365. To the first [n.363] I say that being practical means intrinsic to knowledge just as aptitudinal respect means intrinsic to the foundation, and that some knowledge is naturally apt to be referred [sc. to something else], that is by a nature intrinsic to the knowledge, which nature it has from the object as from its extrinsic cause. I say then that a habit is practical by what is intrinsic as by the formal cause, but by the object, which is extrinsic, as by the efficient cause.

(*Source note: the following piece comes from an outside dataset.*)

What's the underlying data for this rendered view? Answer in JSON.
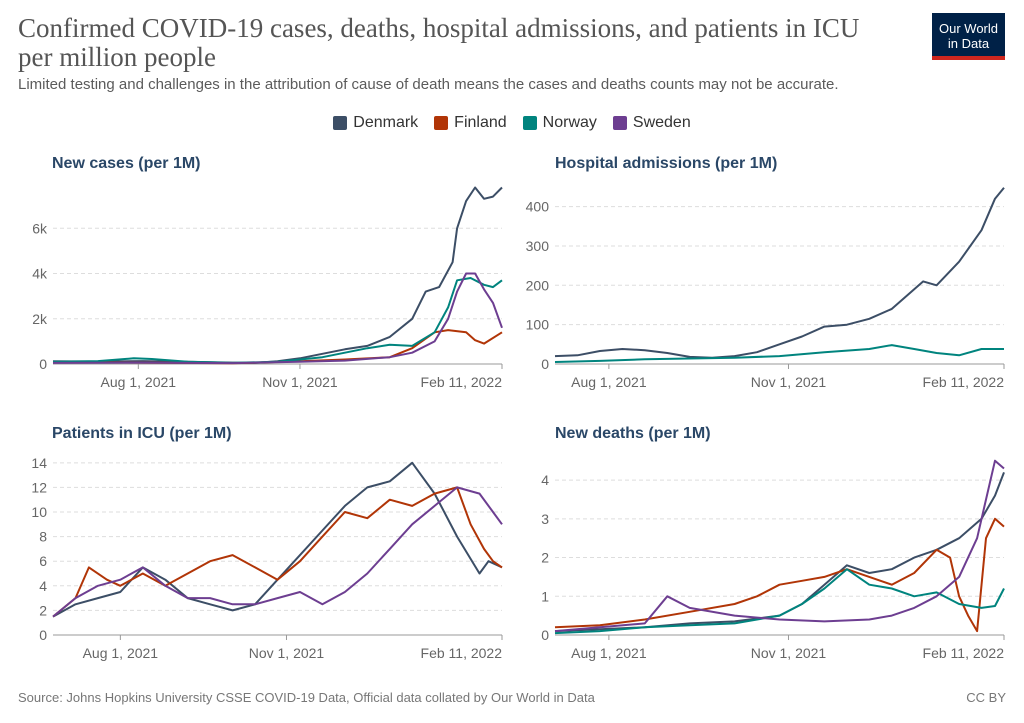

366. To the second [n.364] I say that although from essentially ordered causes, one of which is univocal and the other equivocal, there can result, when each is causing, an effect one and the same in nature, as in the example of heat, however, when proximate causes of the same order to the effect cause something insofar as these causes are distinct, especially if each is univocal with the effect (whether the univocity is complete or diminished), there cannot result from such distinct causes an effect of the same nature. I say univocity is complete when there is likeness in form and in the mode of being of the form; I say univocity is diminished when there is likeness in form although the likeness has another mode of being, in the way that the real house outside comes from the house in the mind of the builder (hence the Philosopher calls this generation ‘in some way’ univocal, Metaphysics 79.1034a21-25). Because     therefore the object is the proximate cause with respect to knowledge and is univocal, although in a diminished way, it follows that the formal distinction of objects, since these cause knowledges insofar as they are distinct, necessarily includes a formal distinction of knowledges.